Background/objectives: Hypertension is often asymptomatic, progresses slowly, and leads to multiple secondary diseases. Thus, a regular blood pressure check is recommended. The objective of this study is to assess the intention to undergo a blood pressure check and its associated factors among adults in Southwest Shewa Zone, Ethiopia.

Methods: A healthcare-facility-based cross-sectional design was utilized. A standardized questionnaire, adapted from previous research, was administered by trained interviewers. Binary logistic regression analysis was used to determine the factors the intention to undergo blood pressure checks is associated with, utilizing SPSS version 27.

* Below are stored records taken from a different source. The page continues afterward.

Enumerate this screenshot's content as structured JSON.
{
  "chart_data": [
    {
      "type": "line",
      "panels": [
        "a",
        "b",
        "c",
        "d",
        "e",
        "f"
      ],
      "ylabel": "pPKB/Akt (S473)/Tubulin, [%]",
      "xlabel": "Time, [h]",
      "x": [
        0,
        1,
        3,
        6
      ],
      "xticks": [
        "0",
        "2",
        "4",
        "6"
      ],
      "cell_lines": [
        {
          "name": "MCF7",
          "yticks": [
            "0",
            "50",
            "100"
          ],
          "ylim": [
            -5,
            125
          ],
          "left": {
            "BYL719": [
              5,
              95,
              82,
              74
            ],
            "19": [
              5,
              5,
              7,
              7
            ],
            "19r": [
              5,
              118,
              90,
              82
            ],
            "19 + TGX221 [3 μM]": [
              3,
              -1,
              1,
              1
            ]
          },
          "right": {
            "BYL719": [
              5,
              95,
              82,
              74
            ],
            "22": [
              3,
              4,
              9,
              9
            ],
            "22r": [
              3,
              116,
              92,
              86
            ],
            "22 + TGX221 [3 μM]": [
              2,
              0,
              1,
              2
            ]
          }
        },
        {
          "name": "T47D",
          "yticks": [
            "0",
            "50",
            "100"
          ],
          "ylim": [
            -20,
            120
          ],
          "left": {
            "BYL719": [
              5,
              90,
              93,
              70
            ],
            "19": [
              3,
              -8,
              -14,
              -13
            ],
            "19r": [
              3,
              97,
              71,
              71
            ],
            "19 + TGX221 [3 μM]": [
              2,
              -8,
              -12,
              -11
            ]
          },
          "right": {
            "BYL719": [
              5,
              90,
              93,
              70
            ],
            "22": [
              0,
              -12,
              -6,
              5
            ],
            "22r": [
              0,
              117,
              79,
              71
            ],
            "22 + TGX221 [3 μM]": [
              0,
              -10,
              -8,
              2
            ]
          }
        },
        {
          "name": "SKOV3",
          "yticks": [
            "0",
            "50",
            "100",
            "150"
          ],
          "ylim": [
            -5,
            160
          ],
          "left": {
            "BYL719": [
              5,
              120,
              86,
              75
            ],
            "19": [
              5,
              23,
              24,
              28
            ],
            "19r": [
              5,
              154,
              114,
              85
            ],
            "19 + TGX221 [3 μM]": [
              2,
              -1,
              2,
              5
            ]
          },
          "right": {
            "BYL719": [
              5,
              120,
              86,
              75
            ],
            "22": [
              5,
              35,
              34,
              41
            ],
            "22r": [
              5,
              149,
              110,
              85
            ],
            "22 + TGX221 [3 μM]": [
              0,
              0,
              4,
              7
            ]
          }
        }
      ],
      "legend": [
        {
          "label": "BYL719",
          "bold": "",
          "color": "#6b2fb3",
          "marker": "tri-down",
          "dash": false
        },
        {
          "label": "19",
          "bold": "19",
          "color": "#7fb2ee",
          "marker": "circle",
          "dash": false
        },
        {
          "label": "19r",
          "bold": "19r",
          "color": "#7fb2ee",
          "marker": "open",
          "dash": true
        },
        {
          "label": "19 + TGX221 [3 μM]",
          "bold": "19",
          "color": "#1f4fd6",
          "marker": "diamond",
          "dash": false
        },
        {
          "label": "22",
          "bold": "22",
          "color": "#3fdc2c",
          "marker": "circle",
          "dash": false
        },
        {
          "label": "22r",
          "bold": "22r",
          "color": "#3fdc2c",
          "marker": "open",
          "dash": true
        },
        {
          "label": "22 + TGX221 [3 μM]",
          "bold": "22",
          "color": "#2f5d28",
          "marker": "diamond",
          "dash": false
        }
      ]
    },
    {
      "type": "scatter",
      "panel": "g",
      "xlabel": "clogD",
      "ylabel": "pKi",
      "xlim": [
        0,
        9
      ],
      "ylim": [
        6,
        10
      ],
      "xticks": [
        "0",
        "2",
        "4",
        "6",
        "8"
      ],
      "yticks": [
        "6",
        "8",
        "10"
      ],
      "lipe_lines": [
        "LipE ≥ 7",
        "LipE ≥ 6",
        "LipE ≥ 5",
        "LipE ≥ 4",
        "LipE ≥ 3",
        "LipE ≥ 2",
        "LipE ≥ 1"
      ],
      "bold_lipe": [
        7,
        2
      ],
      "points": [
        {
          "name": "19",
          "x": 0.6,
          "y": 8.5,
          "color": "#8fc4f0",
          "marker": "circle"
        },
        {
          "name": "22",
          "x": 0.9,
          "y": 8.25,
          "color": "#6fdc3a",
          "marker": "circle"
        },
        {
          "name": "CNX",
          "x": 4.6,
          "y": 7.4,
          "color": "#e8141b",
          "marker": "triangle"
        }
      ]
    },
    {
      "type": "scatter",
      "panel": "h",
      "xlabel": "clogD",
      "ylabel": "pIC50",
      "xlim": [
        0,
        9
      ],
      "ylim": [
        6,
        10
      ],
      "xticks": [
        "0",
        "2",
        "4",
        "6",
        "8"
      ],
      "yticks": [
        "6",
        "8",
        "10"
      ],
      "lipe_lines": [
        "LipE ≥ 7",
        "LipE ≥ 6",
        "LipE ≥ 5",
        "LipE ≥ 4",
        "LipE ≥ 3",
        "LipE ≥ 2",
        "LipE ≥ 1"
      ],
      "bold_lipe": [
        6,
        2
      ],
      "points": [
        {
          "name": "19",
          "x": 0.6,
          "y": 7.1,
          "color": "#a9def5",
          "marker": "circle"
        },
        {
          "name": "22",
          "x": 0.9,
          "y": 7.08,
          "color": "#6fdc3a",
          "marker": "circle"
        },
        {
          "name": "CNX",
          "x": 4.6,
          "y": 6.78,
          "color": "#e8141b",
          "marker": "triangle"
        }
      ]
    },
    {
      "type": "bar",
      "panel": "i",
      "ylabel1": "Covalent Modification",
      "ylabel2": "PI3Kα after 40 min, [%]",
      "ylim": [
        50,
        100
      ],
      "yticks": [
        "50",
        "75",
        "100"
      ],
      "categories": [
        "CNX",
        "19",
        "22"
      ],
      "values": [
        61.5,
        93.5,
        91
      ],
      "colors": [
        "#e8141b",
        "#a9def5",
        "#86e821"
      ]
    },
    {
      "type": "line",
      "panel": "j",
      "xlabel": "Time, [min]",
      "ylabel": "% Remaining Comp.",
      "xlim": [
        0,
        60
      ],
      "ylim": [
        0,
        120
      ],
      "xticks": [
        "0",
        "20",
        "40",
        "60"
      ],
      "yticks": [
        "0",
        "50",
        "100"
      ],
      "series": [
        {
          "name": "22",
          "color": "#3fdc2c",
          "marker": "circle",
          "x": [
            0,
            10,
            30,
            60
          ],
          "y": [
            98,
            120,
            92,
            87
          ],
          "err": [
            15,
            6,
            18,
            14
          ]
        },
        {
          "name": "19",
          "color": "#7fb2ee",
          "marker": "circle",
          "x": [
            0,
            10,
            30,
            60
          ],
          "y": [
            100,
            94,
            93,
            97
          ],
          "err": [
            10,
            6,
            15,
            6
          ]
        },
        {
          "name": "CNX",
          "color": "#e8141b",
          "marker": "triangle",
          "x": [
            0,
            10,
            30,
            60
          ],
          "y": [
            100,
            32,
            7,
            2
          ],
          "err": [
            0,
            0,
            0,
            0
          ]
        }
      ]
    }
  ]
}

Results: Four hundred twenty-one participants provided a complete response, yielding a 99.7% response rate. Of these participants, 153 (36%) had had their blood pressure checked at some point. The vast majority of the study participants (387, 91.9%) did not know the normal blood pressure range. The median score for intention to undergo blood pressure check was 11 (interquartile range 10-13). Female participants were 59% less likely (adjusted odds ratio [AOR] 0.408, 95% confidence interval 0.208-0.801) to intend to undergo a blood pressure check than male participants. Participants in the poorest wealth quintile were 82% less likely (AOR 0.183, 95% CI = 0.063-0.533) to intend to undergo a blood pressure check than those in the richest quintile. Participants who intended to undergo a blood pressure check had a significantly favorable attitude (t = 10.801, < 0.001) and lower perceived behavioral control (t = -2.865, < 0.001) compared with those who had no intention of checking.

Conclusion: A high intent to undergo a blood pressure check should prompt healthcare facilities to offer regular blood pressure check-up services. Behavioral change communication interventions should address the attitude and perceived behavioral controls of individuals associated with the intention to undergo a blood pressure check. In doing so, special attention should be given to female and economically disadvantaged populations.